Kondisi ini, bila dibiarkan, dapat berkembang menjadi burnout akademik — masalah serius yang kini mulai banyak dialami pelajar di berbagai negara, termasuk Indonesia.
Dikutip suarasmr.news dari Hindustan Times, Minggu (19/10/2025), Psikolog Klinis dari Lissun, Meghna Kanwat, mengingatkan bahwa peran orang tua sangat penting dalam membantu anak melewati tekanan sekolah.
Ia menekankan pentingnya membangun dukungan emosional dan ekspektasi yang realistis terhadap prestasi anak.
“Terlalu mendorong anak untuk selalu sempurna justru meningkatkan kecemasan dan menekan rasa percaya diri mereka,” ujar Meghna.
Menurutnya, stres yang dialami orang tua juga berpotensi “menular” kepada anak.

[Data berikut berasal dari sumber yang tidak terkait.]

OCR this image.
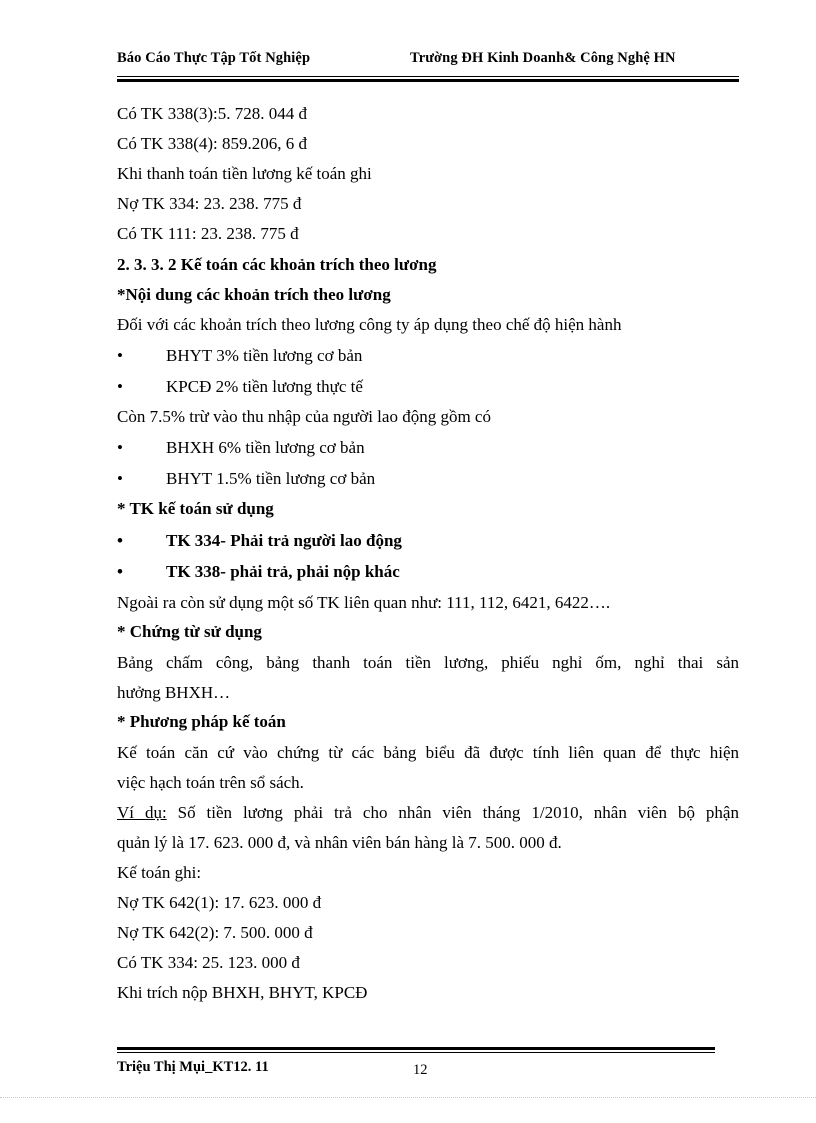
Báo Cáo Thực Tập Tốt Nghiệp	Trường ĐH Kinh Doanh& Công Nghệ HN
Có TK 338(3):5. 728. 044 đ
Có TK 338(4): 859.206, 6 đ
Khi thanh toán tiền lương kế toán ghi
Nợ TK 334: 23. 238. 775 đ
Có TK 111: 23. 238. 775 đ
2. 3. 3. 2 Kế toán các khoản trích theo lương
*Nội dung các khoản trích theo lương
Đối với các khoản trích theo lương công ty áp dụng theo chế độ hiện hành
•	BHYT 3% tiền lương cơ bản
•	KPCĐ 2% tiền lương thực tế
Còn 7.5% trừ vào thu nhập của người lao động gồm có
•	BHXH 6% tiền lương cơ bản
•	BHYT 1.5% tiền lương cơ bản
* TK kế toán sử dụng
•	TK 334- Phải trả người lao động
•	TK 338- phải trả, phải nộp khác
Ngoài ra còn sử dụng một số TK liên quan như: 111, 112, 6421, 6422….
* Chứng từ sử dụng
Bảng chấm công, bảng thanh toán tiền lương, phiếu nghỉ ốm, nghỉ thai sản
hưởng BHXH…
* Phương pháp kế toán
Kế toán căn cứ vào chứng từ các bảng biểu đã được tính liên quan để thực hiện
việc hạch toán trên sổ sách.
Ví dụ: Số tiền lương phải trả cho nhân viên tháng 1/2010, nhân viên bộ phận
quản lý là 17. 623. 000 đ, và nhân viên bán hàng là 7. 500. 000 đ.
Kế toán ghi:
Nợ TK 642(1): 17. 623. 000 đ
Nợ TK 642(2): 7. 500. 000 đ
Có TK 334: 25. 123. 000 đ
Khi trích nộp BHXH, BHYT, KPCĐ
Triệu Thị Mụi_KT12. 11	12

Karena itu, ia menyarankan agar orang tua lebih dulu mengelola stres pribadi, sebelum membantu anak menghadapi tekanan belajar.
“Anak-anak butuh orang tua yang hadir dengan tenang, bukan dengan beban emosional yang menular,” katanya.
Meghna menegaskan pentingnya hubungan emosional yang kuat antara orang tua dan anak. Komunikasi terbuka, mendengarkan tanpa menghakimi, dan menunjukkan empati disebut dapat menjadi penyangga alami terhadap stres.
“Ketika anak merasa aman untuk didengarkan, mereka lebih mampu mengelola emosinya. Empati membantu memvalidasi pengalaman mereka,” jelasnya.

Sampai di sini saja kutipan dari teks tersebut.